Miss Tschoermaenie
July 7, 2009The 64-page comic novel tells the story of how Merkel went from being young “Angie” to becoming Germany's first woman chancellor. Adorned with a crown and wearing the German flag as a sash, Merkel is depicted on the book's cover standing on a podium with a look that is deliberately modest and unmistakably triumphant. Her eyes are droopy, her mouth is slightly contorted, and her hands are held high giving the victory sign.

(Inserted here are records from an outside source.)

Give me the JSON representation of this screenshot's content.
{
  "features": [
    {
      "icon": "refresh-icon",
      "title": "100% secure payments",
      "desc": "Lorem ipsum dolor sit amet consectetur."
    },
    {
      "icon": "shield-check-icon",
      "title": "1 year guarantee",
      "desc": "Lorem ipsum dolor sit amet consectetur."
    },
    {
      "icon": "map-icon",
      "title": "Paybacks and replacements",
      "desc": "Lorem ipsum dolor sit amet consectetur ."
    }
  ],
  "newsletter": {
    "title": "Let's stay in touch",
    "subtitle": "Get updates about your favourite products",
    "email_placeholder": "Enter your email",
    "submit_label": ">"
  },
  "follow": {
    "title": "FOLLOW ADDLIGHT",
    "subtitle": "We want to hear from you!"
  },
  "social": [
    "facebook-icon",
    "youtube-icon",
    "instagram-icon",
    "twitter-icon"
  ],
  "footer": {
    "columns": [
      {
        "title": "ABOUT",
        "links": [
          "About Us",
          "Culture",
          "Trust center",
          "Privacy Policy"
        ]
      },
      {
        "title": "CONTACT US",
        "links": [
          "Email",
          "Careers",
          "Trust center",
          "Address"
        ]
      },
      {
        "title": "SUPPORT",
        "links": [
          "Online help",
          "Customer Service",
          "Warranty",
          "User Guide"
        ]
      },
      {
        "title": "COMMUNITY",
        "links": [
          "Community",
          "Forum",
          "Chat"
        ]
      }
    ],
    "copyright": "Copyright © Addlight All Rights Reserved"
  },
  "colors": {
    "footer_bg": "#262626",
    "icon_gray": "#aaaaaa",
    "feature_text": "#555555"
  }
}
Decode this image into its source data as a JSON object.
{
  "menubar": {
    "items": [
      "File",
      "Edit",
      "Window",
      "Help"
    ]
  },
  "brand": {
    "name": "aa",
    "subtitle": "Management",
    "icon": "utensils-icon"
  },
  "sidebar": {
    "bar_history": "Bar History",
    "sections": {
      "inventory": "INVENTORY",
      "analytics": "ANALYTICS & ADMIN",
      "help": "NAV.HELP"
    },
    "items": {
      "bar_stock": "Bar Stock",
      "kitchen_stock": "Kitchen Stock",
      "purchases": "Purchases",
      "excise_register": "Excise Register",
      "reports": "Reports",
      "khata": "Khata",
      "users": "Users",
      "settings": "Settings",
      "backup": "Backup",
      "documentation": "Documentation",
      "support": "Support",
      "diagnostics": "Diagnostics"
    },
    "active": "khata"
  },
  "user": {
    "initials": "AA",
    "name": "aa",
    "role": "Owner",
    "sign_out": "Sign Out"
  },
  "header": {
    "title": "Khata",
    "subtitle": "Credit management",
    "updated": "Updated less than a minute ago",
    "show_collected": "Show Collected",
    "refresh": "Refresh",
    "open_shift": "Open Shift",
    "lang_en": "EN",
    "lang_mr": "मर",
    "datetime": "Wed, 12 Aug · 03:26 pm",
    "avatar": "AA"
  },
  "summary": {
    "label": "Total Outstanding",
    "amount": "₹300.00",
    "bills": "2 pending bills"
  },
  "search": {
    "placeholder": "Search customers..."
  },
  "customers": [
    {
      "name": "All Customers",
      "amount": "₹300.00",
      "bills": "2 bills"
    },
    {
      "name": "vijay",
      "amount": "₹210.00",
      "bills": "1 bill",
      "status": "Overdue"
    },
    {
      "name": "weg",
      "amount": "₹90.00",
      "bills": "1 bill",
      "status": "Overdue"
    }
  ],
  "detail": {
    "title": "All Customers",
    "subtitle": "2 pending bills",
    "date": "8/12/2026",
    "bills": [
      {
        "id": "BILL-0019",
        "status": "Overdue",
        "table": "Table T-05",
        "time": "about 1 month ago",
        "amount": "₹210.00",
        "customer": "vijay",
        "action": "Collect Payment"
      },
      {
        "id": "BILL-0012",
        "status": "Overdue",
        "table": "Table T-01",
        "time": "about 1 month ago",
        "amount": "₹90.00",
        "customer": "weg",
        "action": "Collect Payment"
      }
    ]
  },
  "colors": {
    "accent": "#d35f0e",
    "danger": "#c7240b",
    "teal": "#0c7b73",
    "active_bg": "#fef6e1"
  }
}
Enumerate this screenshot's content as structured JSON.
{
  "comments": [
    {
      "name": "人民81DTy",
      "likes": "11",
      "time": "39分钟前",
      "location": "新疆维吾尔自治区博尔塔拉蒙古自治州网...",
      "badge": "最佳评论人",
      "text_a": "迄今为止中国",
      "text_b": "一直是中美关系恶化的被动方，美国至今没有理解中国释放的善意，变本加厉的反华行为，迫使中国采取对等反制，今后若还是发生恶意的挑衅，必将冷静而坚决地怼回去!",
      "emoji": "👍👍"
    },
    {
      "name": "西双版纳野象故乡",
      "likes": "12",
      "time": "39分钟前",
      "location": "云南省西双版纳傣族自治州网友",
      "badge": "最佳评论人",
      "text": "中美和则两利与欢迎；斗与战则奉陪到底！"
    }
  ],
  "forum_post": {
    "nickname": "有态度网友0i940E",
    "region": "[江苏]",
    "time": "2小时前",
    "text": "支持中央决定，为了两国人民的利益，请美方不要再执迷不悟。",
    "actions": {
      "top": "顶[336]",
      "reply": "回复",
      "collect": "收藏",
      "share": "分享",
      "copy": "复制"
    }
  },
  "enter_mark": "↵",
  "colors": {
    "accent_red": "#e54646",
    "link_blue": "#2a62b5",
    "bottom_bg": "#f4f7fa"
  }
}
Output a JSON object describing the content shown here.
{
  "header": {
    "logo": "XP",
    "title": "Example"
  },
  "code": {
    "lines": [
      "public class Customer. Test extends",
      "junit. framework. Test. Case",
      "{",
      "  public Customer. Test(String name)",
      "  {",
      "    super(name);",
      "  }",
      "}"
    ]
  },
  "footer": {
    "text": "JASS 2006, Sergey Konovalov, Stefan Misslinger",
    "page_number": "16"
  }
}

Below her, a group of politicians appears to be annoyed.
“She's hard to read, and considers things very thoroughly,” said the cartoonist Heiko Sakurai, who, together with the journalist Miriam Hollstein, was behind Merkel's transformation into a comic book heroine. “We see that she's thinking, and that she likes to keep her cards close to her chest. To me this is really what the drawing represents.”
For Sakurai, Merkel's eyes were the most important part. As a cartoonist, he was used to sketching her, but for the biographical book he had to show Merkel when she wasn't well-known – as a child growing up in East Germany, as a physics student at university, and as a young professional in the German cabinet under Chancellor Helmut Kohl following the fall of communism.
“This was very interesting to explore. I saw that there were certain facial characteristics that have stayed constant throughout her life,” Sakurai said.
Hollstein says she was inspired by the best-selling French comic book series about Nicholas Sarkozy and his wife Carla Bruni – “Sarko the First”, “The Hidden Face of Sarko”, and “Carla & Carlito”. But while that series pokes fun at their leader and First Lady, “Miss Tschoermaenie” is much kinder to the chancellor.
“We wanted to both amuse and educate readers about the main points in her life,” Hollstein told reporters in Berlin.
The comic book is framed around an imaginary conversation between former German Chancellor Gerhard Schroeder and former premier of Bavaria Edmund Stoiber after Merkel - to their shock and dismay - defeats them in the election. Both men are depicted crying into their beer wondering how this could have possibly happened.
Despite frequent criticism that Merkel lacks charisma, she has earned a reputation for her politicial toughness and intelligence. Throughout the comic, Merkel appears mysterious, always with a sphinx like smile. In one speech balloon, Hollstein writes her saying one thing, while in a second thought balloon she is plotting and thinking something else.
Heiko Sakurai and Miriam Hollstein wonder if their comic book star, Angela Merkel, will read "Miss Tschoermaenie".
According to Heiko Sakurai, "I think she would like some parts, but others, not so much."